Number system knowledge—the focus of Curriculum 2.0 in the early grades—is “the ability to relate a quantity to the numerical symbol that represents it, and to manipulate quantities and make calculations,” according to the researchers.
It’s the skill that we all needed to master so we could understand the higher math that we use every day, like when we make change at a store, determine the best interest rate or figure out whether a 25 percent discount really saves us much money.
And if kids don’t master it early on, they might never catch up, the researchers said.
That’s not news to teachers and parents who have seen older students struggle because they lack the basic skills needed to understand algebra and higher math.

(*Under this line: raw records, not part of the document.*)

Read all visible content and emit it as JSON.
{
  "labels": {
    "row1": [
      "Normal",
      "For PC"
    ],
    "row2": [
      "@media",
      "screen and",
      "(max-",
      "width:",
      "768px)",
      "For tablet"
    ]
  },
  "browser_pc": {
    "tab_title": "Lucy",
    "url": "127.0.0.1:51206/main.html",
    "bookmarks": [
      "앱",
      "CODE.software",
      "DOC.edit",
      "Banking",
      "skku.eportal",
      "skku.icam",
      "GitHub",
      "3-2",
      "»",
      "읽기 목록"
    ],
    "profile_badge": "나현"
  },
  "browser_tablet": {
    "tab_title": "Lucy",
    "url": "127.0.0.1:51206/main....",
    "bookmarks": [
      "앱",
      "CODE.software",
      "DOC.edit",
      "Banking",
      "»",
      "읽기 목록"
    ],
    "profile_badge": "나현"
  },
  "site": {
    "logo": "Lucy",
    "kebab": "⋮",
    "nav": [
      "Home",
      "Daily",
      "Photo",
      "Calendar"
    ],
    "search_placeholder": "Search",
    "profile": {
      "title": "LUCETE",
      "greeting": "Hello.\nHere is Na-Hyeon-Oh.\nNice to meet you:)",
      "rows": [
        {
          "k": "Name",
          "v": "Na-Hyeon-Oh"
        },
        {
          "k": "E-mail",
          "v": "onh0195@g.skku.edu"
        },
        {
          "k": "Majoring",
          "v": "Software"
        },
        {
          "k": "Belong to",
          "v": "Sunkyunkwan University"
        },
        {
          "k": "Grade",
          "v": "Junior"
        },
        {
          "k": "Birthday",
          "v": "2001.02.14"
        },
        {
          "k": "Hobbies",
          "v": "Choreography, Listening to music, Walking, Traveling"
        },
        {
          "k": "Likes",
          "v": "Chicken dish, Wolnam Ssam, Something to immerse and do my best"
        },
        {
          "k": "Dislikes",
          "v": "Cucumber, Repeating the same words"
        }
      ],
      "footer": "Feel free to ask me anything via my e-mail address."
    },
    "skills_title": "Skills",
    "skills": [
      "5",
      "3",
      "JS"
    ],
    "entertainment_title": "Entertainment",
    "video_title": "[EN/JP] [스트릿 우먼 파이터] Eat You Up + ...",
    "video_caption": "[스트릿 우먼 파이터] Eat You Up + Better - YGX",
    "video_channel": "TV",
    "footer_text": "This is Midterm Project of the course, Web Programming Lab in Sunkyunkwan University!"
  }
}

“An early grasp of quantities and numbers appears to be the foundation on which we build more complex understandings of numbers and calculations,” said Kathy Mann Koepke, director of the Mathematics and Science Cognition and Learning: Development and Disorders Program at the Eunice Kennedy Shriver National Institute of Child Health and Human Development, which sponsored the research.
That applies to even the brightest students.
Curriculum 2.0 is a work in progress. MCPS is working on ways to provide more advanced lessons to kids ready to learn at a faster pace, and plans to provide more training to staff who teach the new math.
That’s good news for the kids who will benefit from the deep math foundation provided through Curriculum 2.0.
As for those who came before, we wish them the best of luck.